Clinical Associate Professor of Law
E-mail: kgnoonan@wisc.edu
Telephone: (608)262-2441
Office: Room 6104, Law School
Teaching Areas:
Alternative Dispute Resolution
Health Law
State and Local Government
Recently Taught Courses
854 Clinical Program: Government & Legislative Clinic
935 Health Law and Administration (Intro to Health Law)
Biography
Kathleen Noonan has worked extensively at the intersection of health and welfare law and policy, especially as it relates to children. She currently serves as mediator in several class action public impact cases concerning health and human services. She has worked with dozens of state and local government agencies to help them restructure their policies and systems, often as a result of crisis.
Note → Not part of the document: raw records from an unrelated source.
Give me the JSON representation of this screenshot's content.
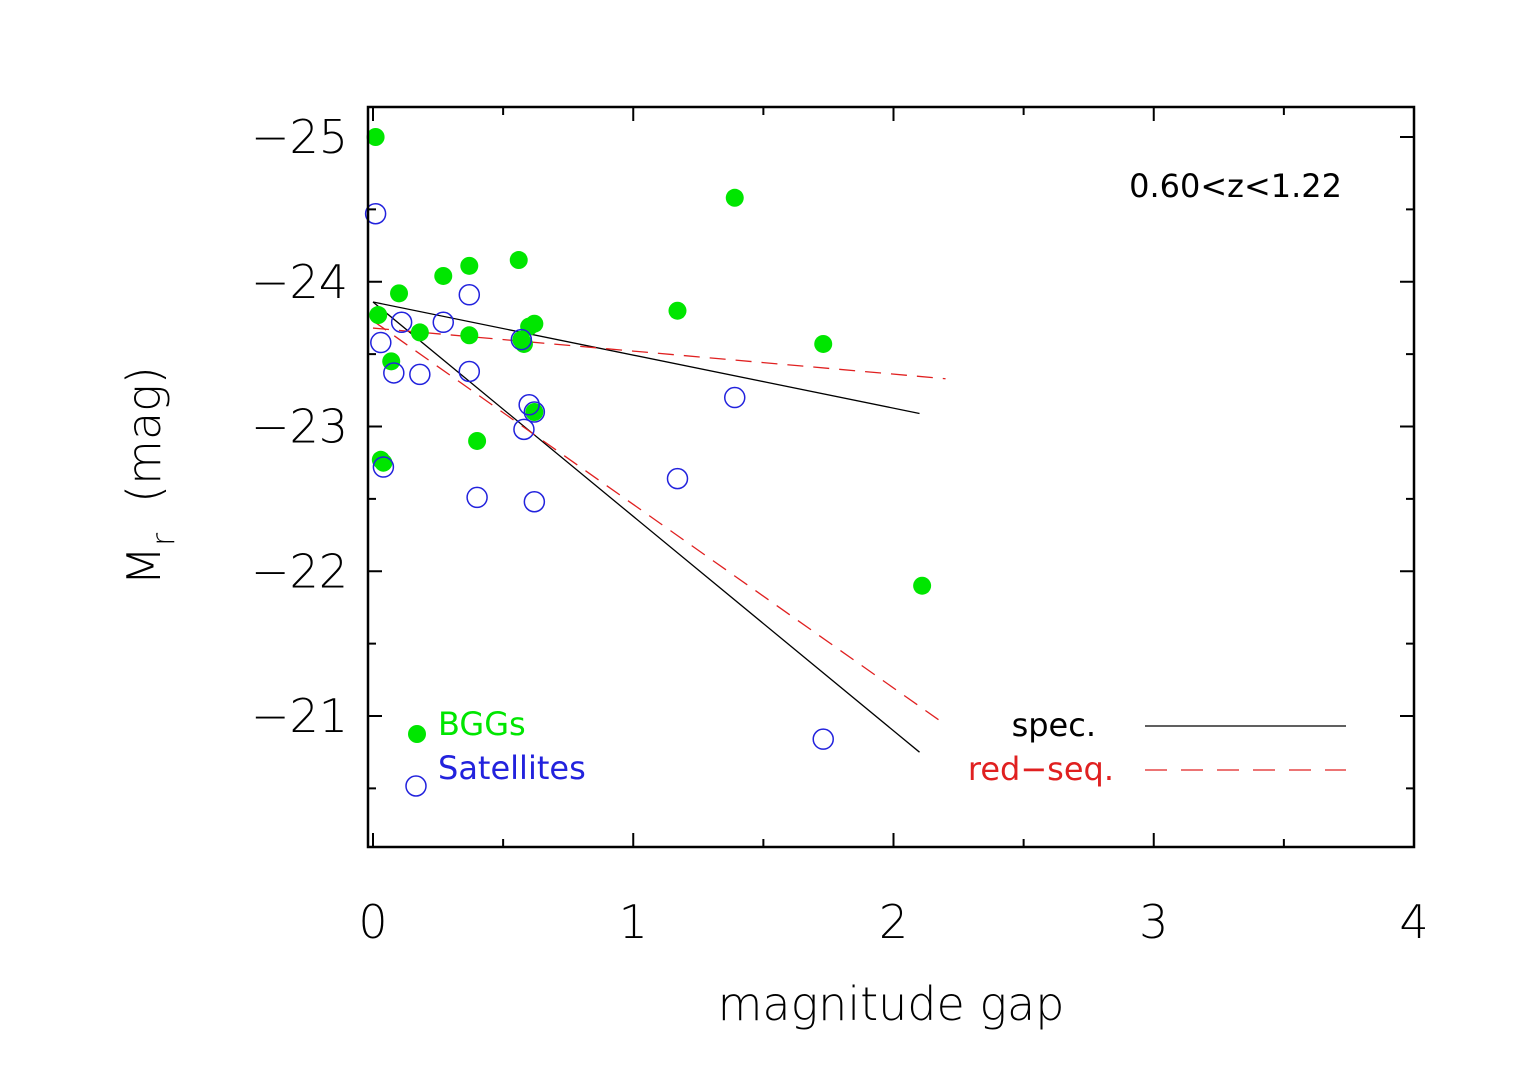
{
  "chart_data": {
    "type": "scatter",
    "xlabel": "magnitude gap",
    "ylabel": {
      "main": "M",
      "subscript": "r",
      "unit": "(mag)"
    },
    "xlim": [
      0,
      4
    ],
    "ylim": [
      -20.1,
      -25.2
    ],
    "x_ticks": [
      0,
      1,
      2,
      3,
      4
    ],
    "x_tick_labels": [
      "0",
      "1",
      "2",
      "3",
      "4"
    ],
    "x_minor_ticks": [
      0.5,
      1.5,
      2.5,
      3.5
    ],
    "y_ticks": [
      -25,
      -24,
      -23,
      -22,
      -21
    ],
    "y_tick_labels": [
      "−25",
      "−24",
      "−23",
      "−22",
      "−21"
    ],
    "y_minor_ticks": [
      -24.5,
      -23.5,
      -22.5,
      -21.5,
      -20.5
    ],
    "annotation": "0.60<z<1.22",
    "colors": {
      "bggs": "#00e600",
      "satellites": "#2222dd",
      "spec": "#000000",
      "redseq": "#e02020"
    },
    "series": [
      {
        "name": "BGGs",
        "marker": "filled-circle",
        "points": [
          [
            0.01,
            -25.0
          ],
          [
            0.02,
            -23.77
          ],
          [
            0.03,
            -22.77
          ],
          [
            0.04,
            -22.75
          ],
          [
            0.07,
            -23.45
          ],
          [
            0.1,
            -23.92
          ],
          [
            0.18,
            -23.65
          ],
          [
            0.27,
            -24.04
          ],
          [
            0.37,
            -24.11
          ],
          [
            0.37,
            -23.63
          ],
          [
            0.4,
            -22.9
          ],
          [
            0.56,
            -24.15
          ],
          [
            0.57,
            -23.6
          ],
          [
            0.58,
            -23.57
          ],
          [
            0.6,
            -23.69
          ],
          [
            0.62,
            -23.71
          ],
          [
            0.62,
            -23.1
          ],
          [
            1.17,
            -23.8
          ],
          [
            1.39,
            -24.58
          ],
          [
            1.73,
            -23.57
          ],
          [
            2.11,
            -21.9
          ]
        ]
      },
      {
        "name": "Satellites",
        "marker": "open-circle",
        "points": [
          [
            0.01,
            -24.47
          ],
          [
            0.03,
            -23.58
          ],
          [
            0.04,
            -22.72
          ],
          [
            0.08,
            -23.37
          ],
          [
            0.11,
            -23.72
          ],
          [
            0.18,
            -23.36
          ],
          [
            0.27,
            -23.72
          ],
          [
            0.37,
            -23.91
          ],
          [
            0.37,
            -23.38
          ],
          [
            0.4,
            -22.51
          ],
          [
            0.57,
            -23.6
          ],
          [
            0.58,
            -22.98
          ],
          [
            0.6,
            -23.15
          ],
          [
            0.62,
            -23.1
          ],
          [
            0.62,
            -22.48
          ],
          [
            1.17,
            -22.64
          ],
          [
            1.39,
            -23.2
          ],
          [
            1.73,
            -20.84
          ]
        ]
      }
    ],
    "fit_lines": [
      {
        "name": "spec. BGGs",
        "style": "solid",
        "color_key": "spec",
        "x": [
          0.0,
          2.1
        ],
        "y": [
          -23.86,
          -23.09
        ]
      },
      {
        "name": "spec. Satellites",
        "style": "solid",
        "color_key": "spec",
        "x": [
          0.0,
          2.1
        ],
        "y": [
          -23.86,
          -20.75
        ]
      },
      {
        "name": "red-seq. BGGs",
        "style": "dashed",
        "color_key": "redseq",
        "x": [
          0.0,
          2.2
        ],
        "y": [
          -23.68,
          -23.33
        ]
      },
      {
        "name": "red-seq. Satellites",
        "style": "dashed",
        "color_key": "redseq",
        "x": [
          0.0,
          2.2
        ],
        "y": [
          -23.73,
          -20.94
        ]
      }
    ],
    "legend": {
      "series_labels": [
        "BGGs",
        "Satellites"
      ],
      "line_labels": [
        "spec.",
        "red−seq."
      ],
      "placement": "bottom"
    }
  }
}
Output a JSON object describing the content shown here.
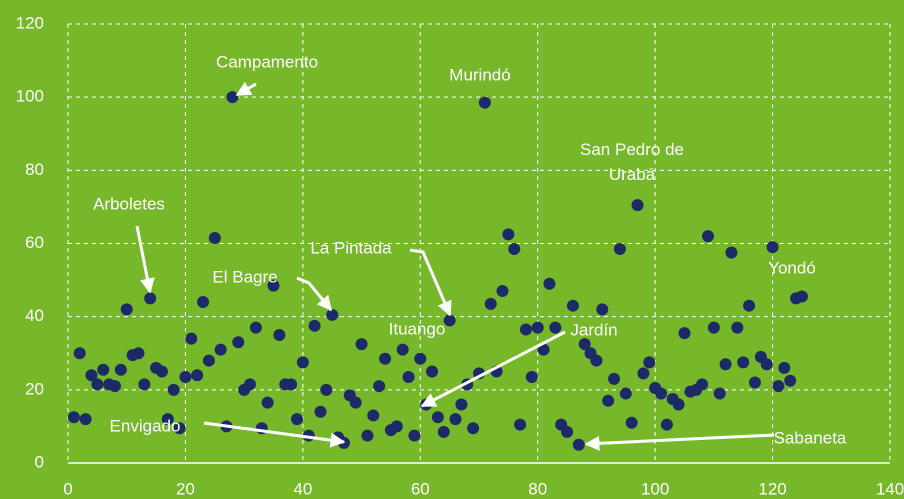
{
  "chart_data": {
    "type": "scatter",
    "x": [
      1,
      2,
      3,
      4,
      5,
      6,
      7,
      8,
      9,
      10,
      11,
      12,
      13,
      14,
      15,
      16,
      17,
      18,
      19,
      20,
      21,
      22,
      23,
      24,
      25,
      26,
      27,
      28,
      29,
      30,
      31,
      32,
      33,
      34,
      35,
      36,
      37,
      38,
      39,
      40,
      41,
      42,
      43,
      44,
      45,
      46,
      47,
      48,
      49,
      50,
      51,
      52,
      53,
      54,
      55,
      56,
      57,
      58,
      59,
      60,
      61,
      62,
      63,
      64,
      65,
      66,
      67,
      68,
      69,
      70,
      71,
      72,
      73,
      74,
      75,
      76,
      77,
      78,
      79,
      80,
      81,
      82,
      83,
      84,
      85,
      86,
      87,
      88,
      89,
      90,
      91,
      92,
      93,
      94,
      95,
      96,
      97,
      98,
      99,
      100,
      101,
      102,
      103,
      104,
      105,
      106,
      107,
      108,
      109,
      110,
      111,
      112,
      113,
      114,
      115,
      116,
      117,
      118,
      119,
      120,
      121,
      122,
      123,
      124,
      125
    ],
    "values": [
      12.5,
      30,
      12,
      24,
      21.5,
      25.5,
      21.5,
      21,
      25.5,
      42,
      29.5,
      30,
      21.5,
      45,
      26,
      25,
      12,
      20,
      9.5,
      23.5,
      34,
      24,
      44,
      28,
      61.5,
      31,
      10,
      100,
      33,
      20,
      21.5,
      37,
      9.5,
      16.5,
      48.5,
      35,
      21.5,
      21.5,
      12,
      27.5,
      7.5,
      37.5,
      14,
      20,
      40.5,
      7,
      5.5,
      18.5,
      16.5,
      32.5,
      7.5,
      13,
      21,
      28.5,
      9,
      10,
      31,
      23.5,
      7.5,
      28.5,
      16,
      25,
      12.5,
      8.5,
      39,
      12,
      16,
      21.5,
      9.5,
      24.5,
      98.5,
      43.5,
      25,
      47,
      62.5,
      58.5,
      10.5,
      36.5,
      23.5,
      37,
      31,
      49,
      37,
      10.5,
      8.5,
      43,
      5,
      32.5,
      30,
      28,
      42,
      17,
      23,
      58.5,
      19,
      11,
      70.5,
      24.5,
      27.5,
      20.5,
      19,
      10.5,
      17.5,
      16,
      35.5,
      19.5,
      20,
      21.5,
      62,
      37,
      19,
      27,
      57.5,
      37,
      27.5,
      43,
      22,
      29,
      27,
      59,
      21,
      26,
      22.5,
      45,
      45.5
    ],
    "color": "#1c2a68",
    "xlim": [
      0,
      140
    ],
    "xticks": [
      0,
      20,
      40,
      60,
      80,
      100,
      120,
      140
    ],
    "ylim": [
      0,
      120
    ],
    "yticks": [
      0,
      20,
      40,
      60,
      80,
      100,
      120
    ],
    "grid": true,
    "annotations": [
      "Campamento",
      "Murindó",
      "San Pedro de Urabá",
      "Arboletes",
      "La Pintada",
      "El Bagre",
      "Ituango",
      "Jardín",
      "Yondó",
      "Envigado",
      "Sabaneta"
    ]
  }
}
Before coming to UW, Noonan was a founding Co-Director of PolicyLab, a cross-disciplinary research and policy center focused on children's health at the Research Institute of the Children's Hospital of Philadelphia. She was also Adjunct Faculty for the Robert Wood Johnson Clinical Scholars Program at the University of Pennsylvania and taught in the Masters of Public Health Program. Before that, she was a Senior Associate with Casey Strategic Consulting, the consulting arm of the Annie E. Casey Foundation. While at Casey, she led engagements around the country aimed at producing positive public system change.
Noonan began her legal career as a law clerk to United States District Judge Morris E. Lasker (S.D.N.Y) and then practiced at the Boston firm of Hill & Barlow. Before law school, she worked in public policy positions in New York City with the Citizens' Committee for Children of New York, Inc., and Bank Street College of Education, Division of Social Policy. Noonan co-authored with Charles Sabel and William Simon, Legal Accountability in the Service-Based Welfare State (Law and Social Inquiry, 2009) which received an honorable mention by the Law and Society Association in 2010. She earned her B.S. in psychology from Barnard College, Columbia University, and her J.D. from Northeastern University School of Law.
She teaches Health Law, co-directs the JD-MPH Program and has also launched a new Government and Legislative Clinic.